In recent weeks police raids at multiple local universities have squashed peaceful protests by students against the genocide in Palestine. There are bumps, bruises, and mass arrests. The former will heal. The latter is an embarrassment for Boston’s Mayor Wu, the would-be progressive hope, who signed off on the strongarm tactics at Emerson College and Northeastern University.

This is the part of the analysis where you write that excessive, reactionary measures like these will have a “chilling effect” on democracy, free speech, and the right to peaceful protest. But we’re past that point, aren’t we? The chill has sunk in, and the ice is so thick that Wu & Company can strap on their hockey skates and go slap the puck around.

As of writing this the peaceful student encampments are carrying on at MIT, Tufts University, and Harvard University.
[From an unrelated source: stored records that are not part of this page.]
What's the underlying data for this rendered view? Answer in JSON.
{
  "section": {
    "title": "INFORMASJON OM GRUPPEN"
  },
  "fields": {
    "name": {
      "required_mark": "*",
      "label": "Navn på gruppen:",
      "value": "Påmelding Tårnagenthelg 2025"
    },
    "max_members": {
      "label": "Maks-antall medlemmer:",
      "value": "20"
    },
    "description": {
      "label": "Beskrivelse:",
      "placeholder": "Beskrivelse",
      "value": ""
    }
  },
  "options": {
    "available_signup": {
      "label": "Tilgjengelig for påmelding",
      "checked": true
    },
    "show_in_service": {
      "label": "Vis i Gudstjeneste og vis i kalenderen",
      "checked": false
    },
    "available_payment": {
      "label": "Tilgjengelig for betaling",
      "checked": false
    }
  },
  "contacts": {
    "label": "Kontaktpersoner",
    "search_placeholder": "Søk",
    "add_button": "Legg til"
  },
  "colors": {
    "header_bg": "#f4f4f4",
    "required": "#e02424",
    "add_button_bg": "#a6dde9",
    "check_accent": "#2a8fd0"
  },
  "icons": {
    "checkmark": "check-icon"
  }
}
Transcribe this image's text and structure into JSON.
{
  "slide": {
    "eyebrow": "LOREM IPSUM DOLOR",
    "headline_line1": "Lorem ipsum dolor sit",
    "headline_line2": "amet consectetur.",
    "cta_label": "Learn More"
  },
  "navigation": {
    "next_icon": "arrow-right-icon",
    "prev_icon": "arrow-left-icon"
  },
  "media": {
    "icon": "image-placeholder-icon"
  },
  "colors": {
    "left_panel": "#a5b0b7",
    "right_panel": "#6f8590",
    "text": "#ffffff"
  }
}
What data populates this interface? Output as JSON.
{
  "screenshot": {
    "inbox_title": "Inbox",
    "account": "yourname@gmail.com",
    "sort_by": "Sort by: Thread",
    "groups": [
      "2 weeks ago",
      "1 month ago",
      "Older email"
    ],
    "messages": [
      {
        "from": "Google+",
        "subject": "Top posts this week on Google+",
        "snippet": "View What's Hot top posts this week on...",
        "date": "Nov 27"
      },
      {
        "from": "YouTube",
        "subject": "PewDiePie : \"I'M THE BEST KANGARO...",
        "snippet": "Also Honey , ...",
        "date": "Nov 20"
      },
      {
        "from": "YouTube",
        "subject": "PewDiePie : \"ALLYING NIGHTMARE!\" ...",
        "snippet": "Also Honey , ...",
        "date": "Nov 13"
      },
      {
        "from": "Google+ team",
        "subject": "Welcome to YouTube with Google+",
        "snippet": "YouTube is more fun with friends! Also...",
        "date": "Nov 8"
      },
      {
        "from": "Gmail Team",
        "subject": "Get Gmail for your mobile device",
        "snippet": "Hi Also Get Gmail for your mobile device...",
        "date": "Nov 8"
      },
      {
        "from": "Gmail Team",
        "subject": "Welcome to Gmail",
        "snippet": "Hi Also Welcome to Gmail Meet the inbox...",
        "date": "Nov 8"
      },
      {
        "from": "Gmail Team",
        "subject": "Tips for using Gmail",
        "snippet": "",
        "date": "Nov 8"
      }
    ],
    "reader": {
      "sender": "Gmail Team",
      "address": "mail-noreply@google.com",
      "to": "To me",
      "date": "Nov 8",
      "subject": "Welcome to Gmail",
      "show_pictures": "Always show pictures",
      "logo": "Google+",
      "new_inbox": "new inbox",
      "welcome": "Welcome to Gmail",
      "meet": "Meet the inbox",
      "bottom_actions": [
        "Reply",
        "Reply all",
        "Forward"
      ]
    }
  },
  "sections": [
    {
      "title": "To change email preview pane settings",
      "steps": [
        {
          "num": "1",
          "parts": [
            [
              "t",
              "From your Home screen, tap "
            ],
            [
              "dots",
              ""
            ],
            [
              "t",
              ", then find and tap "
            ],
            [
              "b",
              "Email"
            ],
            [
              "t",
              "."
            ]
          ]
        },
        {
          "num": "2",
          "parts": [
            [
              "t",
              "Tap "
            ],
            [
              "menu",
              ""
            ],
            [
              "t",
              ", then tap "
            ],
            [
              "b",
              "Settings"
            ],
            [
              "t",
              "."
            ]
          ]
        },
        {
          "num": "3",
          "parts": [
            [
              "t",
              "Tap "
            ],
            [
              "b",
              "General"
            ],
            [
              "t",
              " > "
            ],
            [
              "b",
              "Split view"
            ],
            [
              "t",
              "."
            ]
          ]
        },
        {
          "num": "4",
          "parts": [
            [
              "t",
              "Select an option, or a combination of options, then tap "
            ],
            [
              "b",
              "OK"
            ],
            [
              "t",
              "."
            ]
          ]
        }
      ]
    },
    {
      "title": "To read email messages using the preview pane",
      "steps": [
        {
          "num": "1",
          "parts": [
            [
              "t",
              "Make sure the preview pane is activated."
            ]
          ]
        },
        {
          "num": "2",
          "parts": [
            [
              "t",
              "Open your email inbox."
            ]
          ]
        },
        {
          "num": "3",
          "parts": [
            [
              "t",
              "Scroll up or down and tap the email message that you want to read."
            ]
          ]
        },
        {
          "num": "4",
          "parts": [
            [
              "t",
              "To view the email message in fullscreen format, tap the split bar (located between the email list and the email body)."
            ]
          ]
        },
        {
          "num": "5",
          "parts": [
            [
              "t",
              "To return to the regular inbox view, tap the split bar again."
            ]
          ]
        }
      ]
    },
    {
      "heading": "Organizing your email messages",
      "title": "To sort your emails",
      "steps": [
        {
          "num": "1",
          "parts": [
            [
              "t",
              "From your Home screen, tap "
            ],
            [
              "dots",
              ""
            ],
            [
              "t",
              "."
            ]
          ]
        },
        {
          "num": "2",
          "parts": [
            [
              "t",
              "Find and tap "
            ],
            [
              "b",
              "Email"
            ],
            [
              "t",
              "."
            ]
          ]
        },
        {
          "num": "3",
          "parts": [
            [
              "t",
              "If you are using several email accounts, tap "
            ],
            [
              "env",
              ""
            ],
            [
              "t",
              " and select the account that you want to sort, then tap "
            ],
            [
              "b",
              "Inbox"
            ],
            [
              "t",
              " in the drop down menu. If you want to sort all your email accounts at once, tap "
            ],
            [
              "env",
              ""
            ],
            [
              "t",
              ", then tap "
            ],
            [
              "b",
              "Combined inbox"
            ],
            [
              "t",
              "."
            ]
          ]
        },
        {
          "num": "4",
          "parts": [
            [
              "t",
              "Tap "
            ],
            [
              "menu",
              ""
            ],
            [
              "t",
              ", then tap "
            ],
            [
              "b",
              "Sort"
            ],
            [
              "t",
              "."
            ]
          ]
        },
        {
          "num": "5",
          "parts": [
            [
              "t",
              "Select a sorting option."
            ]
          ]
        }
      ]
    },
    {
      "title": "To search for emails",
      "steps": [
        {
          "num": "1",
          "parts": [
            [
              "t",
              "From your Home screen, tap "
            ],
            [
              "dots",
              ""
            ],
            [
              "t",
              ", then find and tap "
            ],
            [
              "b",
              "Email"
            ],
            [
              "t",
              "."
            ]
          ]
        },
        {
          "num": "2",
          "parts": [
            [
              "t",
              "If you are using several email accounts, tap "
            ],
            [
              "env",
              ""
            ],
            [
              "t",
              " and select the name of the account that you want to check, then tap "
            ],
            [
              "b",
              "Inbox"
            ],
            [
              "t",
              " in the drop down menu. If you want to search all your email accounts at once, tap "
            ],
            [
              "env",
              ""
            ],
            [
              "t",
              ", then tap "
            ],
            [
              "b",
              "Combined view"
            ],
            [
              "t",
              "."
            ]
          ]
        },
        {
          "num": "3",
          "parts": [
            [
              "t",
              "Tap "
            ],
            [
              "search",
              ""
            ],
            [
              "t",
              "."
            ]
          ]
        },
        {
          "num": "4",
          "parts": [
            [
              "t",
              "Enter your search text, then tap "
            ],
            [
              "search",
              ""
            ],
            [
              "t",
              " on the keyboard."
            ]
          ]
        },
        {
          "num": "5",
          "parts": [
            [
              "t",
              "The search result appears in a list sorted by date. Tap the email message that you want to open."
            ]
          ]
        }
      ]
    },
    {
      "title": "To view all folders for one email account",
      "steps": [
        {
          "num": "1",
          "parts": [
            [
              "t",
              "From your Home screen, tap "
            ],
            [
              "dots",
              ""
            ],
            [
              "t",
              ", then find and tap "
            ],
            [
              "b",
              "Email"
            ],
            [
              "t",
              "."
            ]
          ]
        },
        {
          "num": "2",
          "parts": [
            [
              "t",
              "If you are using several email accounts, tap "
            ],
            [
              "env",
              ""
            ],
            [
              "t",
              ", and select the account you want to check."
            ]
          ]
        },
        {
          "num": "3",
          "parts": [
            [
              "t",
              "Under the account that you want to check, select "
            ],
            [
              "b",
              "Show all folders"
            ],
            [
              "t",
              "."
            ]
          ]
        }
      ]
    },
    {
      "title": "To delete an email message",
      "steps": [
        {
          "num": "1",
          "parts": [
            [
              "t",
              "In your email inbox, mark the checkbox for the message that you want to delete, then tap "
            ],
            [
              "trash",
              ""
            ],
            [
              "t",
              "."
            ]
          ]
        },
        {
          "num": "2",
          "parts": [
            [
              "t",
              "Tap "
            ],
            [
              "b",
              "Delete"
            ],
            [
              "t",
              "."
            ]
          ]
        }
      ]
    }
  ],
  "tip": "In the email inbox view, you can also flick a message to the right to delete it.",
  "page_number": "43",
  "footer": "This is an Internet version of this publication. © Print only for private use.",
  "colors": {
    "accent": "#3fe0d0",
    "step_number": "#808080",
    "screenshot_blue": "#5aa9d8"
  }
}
Will the authorities learn from their mistakes, as violent images recorded at the previous police raids proliferate across the country?

Critics from the outside looking in can stop crying their crocodile tears about the supposed disruption to university life that these protests represent. The students aren’t having it. The vast majority of the faculty aren’t having it. The ones making the most noise represent private interests, either political, financial, or both, beyond campus life, along with a bloated academic administrative class put in place to serve those interests firmly embedded in the “public/private partnership” that is the current degraded state of higher education.

Students and faculty don’t need outside approval to have a conversation, in words and actions, about what is happening in Gaza. And if you’re more worried about students camping out on a grassy field than the genocidal turn of world events that compels them to take a stand, then you are truly lost, and in need of a long timeout from opining on developments in public life until you come back to your moral and intellectual senses.

Here’s an idea: drop all charges against the students pitching a tent in a peaceful protest against genocide.

 

Bugslam

Indie rock from Amherst. It’s Bugslam. West Mass is the best Mass… A bouncy heavy pop four-piece. The kind of band that trades around the vocal duties, though the closer might catch you by surprise – a kind of doom pop ditty with a vocal duet between one of the guitarists and the bassist. DoooommmPop!

 

Man Must Explore

Another band from upstate New York. It’s Man Must Explore. The 4th Wall is establishing a real pipeline from there to here. The Snorts comes from those parts. Safety Meeting comes from those parts. And they both played earlier showcases. Upstate New York 4 Lyfe. The four-piece band MME was straight ahead rock n roll, with the riffs, and licks, and fills, and hollering. Bring the whole family.

At some point – and maybe it’s this point – you stop remarking on the “tender age” of the songwriting core of Circus Trees, and you just write a straight review. As straight as they ever get written here… Because they’ve been gigging in the area for a while, club dates and fests, and the band members are about the same age as any young musician is who feels like writing, singing, performing some version of rock n roll in 2024.

Circus Trees

So how about that straight review? The band rolls in with a roadie crew, family members, likely. Enjoy it while it lasts! If the various tinkering pre-set threw a monkey wrench into the forward momentum of the night, it paid dividends on the backend with superb sound.

The lead vocalist has a penchant for epic rock balladry, and she can dial her voice up and down, inside and out, to hit the precise emotional timbre needed to sell a lyric.

A standout performance of “Save Yourself” showcased the voice. But you might have walked away most impressed by the instrumental cohesion of the three-piece, which poked and prodded the track, hinting at a climax that never came. Anyone, including Nigel Tufnel, can dial it up to 11. But it’s a real sign of musical maturity and chops to hold off the obvious crescendo until the final moment. Or no moment at all!